Leaving aside whether benchmarks imply a superior model, Google’s scores are only marginally better than those of similar OpenAI models. As previously stated, some early impressions have been negative, with users and scholars pointing out that the older version of Gemini Pro incorrectly interprets basic facts, has problems with translations, and provides poor code suggestions.
How much does the Gemini cost?
Gemini 1.5 Pro is now free to use in the Gemini apps, as well as AI Studio and Vertex AI.
When Gemini 1.5 Pro exits preview in Vertex, the model costs $0.0025 per character, whereas the output costs $0.00005 per character. Vertex clients pay per 1,000 characters (about 140 to 250 words) or, in the case of models such as Gemini Pro Vision, each image ($0.0025).
Let’s say a 500-word article has 2,000 characters. Summarizing the article with Gemini 1.5 Pro would cost $5. Meanwhile, creating an article of comparable length would cost $0.1.
Ultra price has yet to be released.
Where can you try Gemini?
Gemini Pro
Gemini Pro is most easily experienced in the Gemini apps. Pro and Ultra are answering questions in a variety of languages.

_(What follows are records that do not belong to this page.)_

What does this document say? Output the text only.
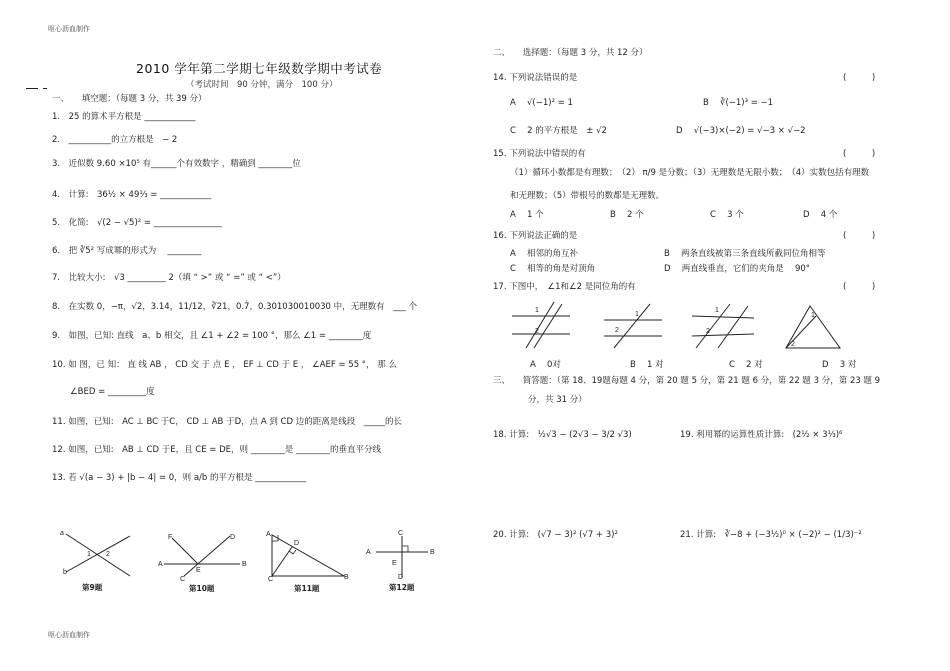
呕心沥血制作
呕心沥血制作
2010 学年第二学期七年级数学期中考试卷
（考试时间　90 分钟，满分　100 分）
一、　　填空题：（每题 3 分，共 39 分）
1.　25 的算术平方根是 ____________
2.　__________的立方根是　− 2
3.　近似数 9.60 ×10⁵ 有______个有效数字 ，精确到 ________位
4.　计算:　36½ × 49⅓ = ____________
5.　化简:　√(2 − √5)² = ________________
6.　把 ∛5² 写成幂的形式为　 ________
7.　比较大小:　√3 _________ 2（填 “ >” 或 “ =” 或 “ <”）
8.　在实数 0，−π，√2，3.14，11/12，∛21，0.7̇，0.301030010030 中，无理数有　___ 个
9.　如图，已知: 直线　a、b 相交，且 ∠1 + ∠2 = 100 °，那么 ∠1 = ________度
10. 如 图，已 知： 直 线 AB ， CD 交 于 点 E ， EF ⊥ CD 于 E ， ∠AEF = 55 °， 那 么
∠BED = _________度
11. 如图，已知:　AC ⊥ BC 于C， CD ⊥ AB 于D，点 A 到 CD 边的距离是线段　_____的长
12. 如图，已知:　AB ⊥ CD 于E，且 CE = DE，则 ________是 ________的垂直平分线
13. 若 √(a − 3) + |b − 4| = 0，则 a/b 的平方根是 ____________
a
1 2
b
第9题
F	D
A
E
B
C
第10题
A
D
C	B
第11题
C
A
E
B
D
第12题
二、　　选择题：（每题 3 分，共 12 分）
14. 下列说法错误的是	(　　　)
A　 √(−1)² = 1	B　 ∛(−1)³ = −1
C　 2 的平方根是　± √2	D　 √(−3)×(−2) = √−3 × √−2
15. 下列说法中错误的有	(　　　)
（1）循环小数都是有理数；　（2） π/9 是分数；（3）无理数是无限小数；　（4）实数包括有理数
和无理数；（5）带根号的数都是无理数。
A　 1 个	B　 2 个	C　 3 个	D　 4 个
16. 下列说法正确的是	(　　　)
A　 相邻的角互补	B　 两条直线被第三条直线所截同位角相等
C　 相等的角是对顶角	D　 两直线垂直，它们的夹角是　 90°
17. 下图中，　∠1和∠2 是同位角的有	(　　　)
1
2
1
2
1
2
1
2
A　 0对	B　 1 对	C　 2 对	D　 3 对
三、　　简答题：（第 18、19题每题 4 分，第 20 题 5 分，第 21 题 6 分，第 22 题 3 分，第 23 题 9
分，共 31 分）
18. 计算:　½√3 − (2√3 − 3/2 √3)	19. 利用幂的运算性质计算:　(2½ × 3⅓)⁶
20. 计算:　(√7 − 3)² (√7 + 3)²	21. 计算:　∛−8 + (−3½)⁰ × (−2)² − (1/3)⁻²
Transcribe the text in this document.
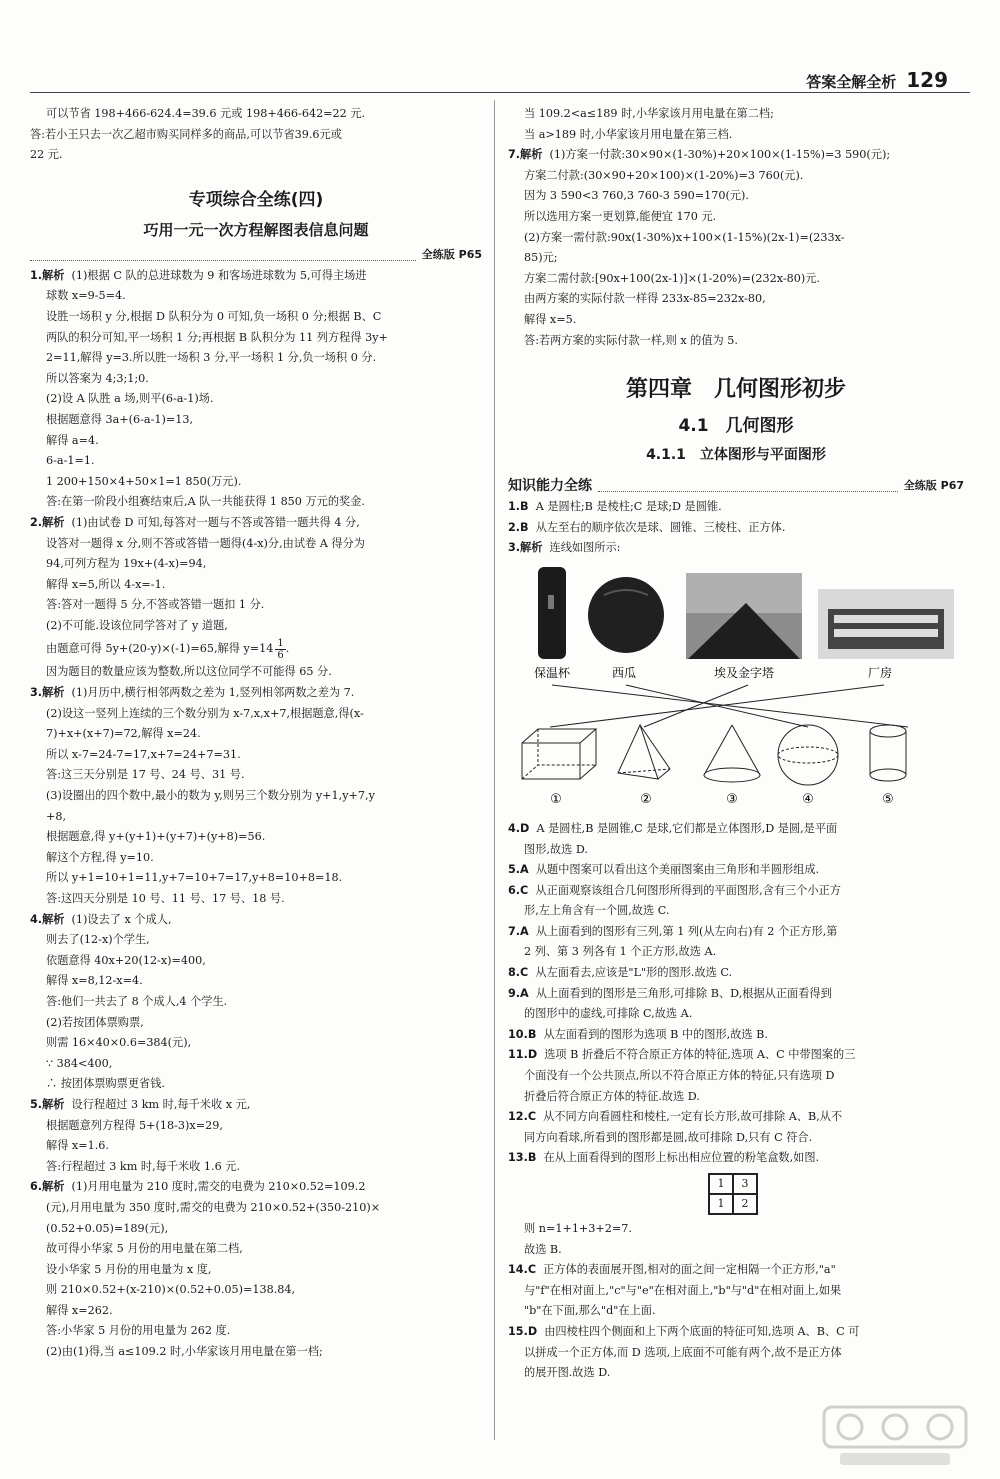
答案全解全析 129
可以节省 198+466-624.4=39.6 元或 198+466-642=22 元.
答:若小王只去一次乙超市购买同样多的商品,可以节省39.6元或
22 元.
专项综合全练(四)
巧用一元一次方程解图表信息问题
全练版 P65
1.解析 (1)根据 C 队的总进球数为 9 和客场进球数为 5,可得主场进
球数 x=9-5=4.
设胜一场积 y 分,根据 D 队积分为 0 可知,负一场积 0 分;根据 B、C
两队的积分可知,平一场积 1 分;再根据 B 队积分为 11 列方程得 3y+
2=11,解得 y=3.所以胜一场积 3 分,平一场积 1 分,负一场积 0 分.
所以答案为 4;3;1;0.
(2)设 A 队胜 a 场,则平(6-a-1)场.
根据题意得 3a+(6-a-1)=13,
解得 a=4.
6-a-1=1.
1 200+150×4+50×1=1 850(万元).
答:在第一阶段小组赛结束后,A 队一共能获得 1 850 万元的奖金.
2.解析 (1)由试卷 D 可知,每答对一题与不答或答错一题共得 4 分,
设答对一题得 x 分,则不答或答错一题得(4-x)分,由试卷 A 得分为
94,可列方程为 19x+(4-x)=94,
解得 x=5,所以 4-x=-1.
答:答对一题得 5 分,不答或答错一题扣 1 分.
(2)不可能.设该位同学答对了 y 道题,
由题意可得 5y+(20-y)×(-1)=65,解得 $y=14 \frac{1}{6}$ .
因为题目的数量应该为整数,所以这位同学不可能得 65 分.
3.解析 (1)月历中,横行相邻两数之差为 1,竖列相邻两数之差为 7.
(2)设这一竖列上连续的三个数分别为 x-7,x,x+7,根据题意,得(x-
7)+x+(x+7)=72,解得 x=24.
所以 x-7=24-7=17,x+7=24+7=31.
答:这三天分别是 17 号、24 号、31 号.
(3)设圈出的四个数中,最小的数为 y,则另三个数分别为 y+1,y+7,y
+8,
根据题意,得 y+(y+1)+(y+7)+(y+8)=56.
解这个方程,得 y=10.
所以 y+1=10+1=11,y+7=10+7=17,y+8=10+8=18.
答:这四天分别是 10 号、11 号、17 号、18 号.
4.解析 (1)设去了 x 个成人,
则去了(12-x)个学生,
依题意得 40x+20(12-x)=400,
解得 x=8,12-x=4.
答:他们一共去了 8 个成人,4 个学生.
(2)若按团体票购票,
则需 16×40×0.6=384(元),
∵ 384<400,
∴ 按团体票购票更省钱.
5.解析 设行程超过 3 km 时,每千米收 x 元,
根据题意列方程得 5+(18-3)x=29,
解得 x=1.6.
答:行程超过 3 km 时,每千米收 1.6 元.
6.解析 (1)月用电量为 210 度时,需交的电费为 210×0.52=109.2
(元),月用电量为 350 度时,需交的电费为 210×0.52+(350-210)×
(0.52+0.05)=189(元),
故可得小华家 5 月份的用电量在第二档,
设小华家 5 月份的用电量为 x 度,
则 210×0.52+(x-210)×(0.52+0.05)=138.84,
解得 x=262.
答:小华家 5 月份的用电量为 262 度.
(2)由(1)得,当 a≤109.2 时,小华家该月用电量在第一档;
当 109.2<a≤189 时,小华家该月用电量在第二档;
当 a>189 时,小华家该月用电量在第三档.
7.解析 (1)方案一付款:30×90×(1-30%)+20×100×(1-15%)=3 590(元);
方案二付款:(30×90+20×100)×(1-20%)=3 760(元).
因为 3 590<3 760,3 760-3 590=170(元).
所以选用方案一更划算,能便宜 170 元.
(2)方案一需付款:90x(1-30%)x+100×(1-15%)(2x-1)=(233x-
85)元;
方案二需付款:[90x+100(2x-1)]×(1-20%)=(232x-80)元.
由两方案的实际付款一样得 233x-85=232x-80,
解得 x=5.
答:若两方案的实际付款一样,则 x 的值为 5.
第四章　几何图形初步
4.1　几何图形
4.1.1　立体图形与平面图形
知识能力全练	全练版 P67
1.B A 是圆柱;B 是棱柱;C 是球;D 是圆锥.
2.B 从左至右的顺序依次是球、圆锥、三棱柱、正方体.
3.解析 连线如图所示:
保温杯	西瓜	埃及金字塔	厂房
①	②	③	④	⑤
4.D A 是圆柱,B 是圆锥,C 是球,它们都是立体图形,D 是圆,是平面
图形,故选 D.
5.A 从题中图案可以看出这个美丽图案由三角形和半圆形组成.
6.C 从正面观察该组合几何图形所得到的平面图形,含有三个小正方
形,左上角含有一个圆,故选 C.
7.A 从上面看到的图形有三列,第 1 列(从左向右)有 2 个正方形,第
2 列、第 3 列各有 1 个正方形,故选 A.
8.C 从左面看去,应该是"L"形的图形.故选 C.
9.A 从上面看到的图形是三角形,可排除 B、D,根据从正面看得到
的图形中的虚线,可排除 C,故选 A.
10.B 从左面看到的图形为选项 B 中的图形,故选 B.
11.D 选项 B 折叠后不符合原正方体的特征,选项 A、C 中带图案的三
个面没有一个公共顶点,所以不符合原正方体的特征,只有选项 D
折叠后符合原正方体的特征.故选 D.
12.C 从不同方向看圆柱和棱柱,一定有长方形,故可排除 A、B,从不
同方向看球,所看到的图形都是圆,故可排除 D,只有 C 符合.
13.B 在从上面看得到的图形上标出相应位置的粉笔盒数,如图.
1	3
1	2
则 n=1+1+3+2=7.
故选 B.
14.C 正方体的表面展开图,相对的面之间一定相隔一个正方形,"a"
与"f"在相对面上,"c"与"e"在相对面上,"b"与"d"在相对面上,如果
"b"在下面,那么"d"在上面.
15.D 由四棱柱四个侧面和上下两个底面的特征可知,选项 A、B、C 可
以拼成一个正方体,而 D 选项,上底面不可能有两个,故不是正方体
的展开图.故选 D.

Gemini Pro and Ultra are also available for preview in Vertex AI via an API. The API is free to use “within limits” and covers specific countries, including Europe, and capabilities such as chat functionality and filters.
In addition, Gemini Pro and Ultra can be found in AI Studio. Developers can use the service to iterate prompts and Gemini-based chatbots before receiving API keys to use them in their apps — or export the code to a more feature-rich IDE.
Code Assist (formerly Duet AI for Developers), Google’s AI-powered code completion and generation tools, uses Gemini models. Developers can make “large-scale” changes to codebases, such as updating cross-file dependencies and reviewing large amounts of code.
Google has integrated Gemini models into its Chrome and Firebase mobile development platforms and its database creation and management tools. It’s introduced new security products based on Gemini, such as Gemini in Threat Intelligence, a component of Google’s Mandiant cybersecurity platform that can analyze large chunks of potentially malicious code and allow users to perform natural language searches for ongoing threats or indicators of compromise.
Gemini Nano
Gemini Nano is currently available on the Pixel 8 Pro, Pixel 8, and Samsung Galaxy S24, with plans to expand to other devices. Developers wanting to include the model in their Android apps can join for a sneak peek.
Is Gemini coming to iPhone?
It might! Apple and Google are talking about using Gemini to power a variety of features in a forthcoming iOS version later this year. Everything is still being determined, as Apple is also apparently negotiating with OpenAI and building its own GenAI capabilities.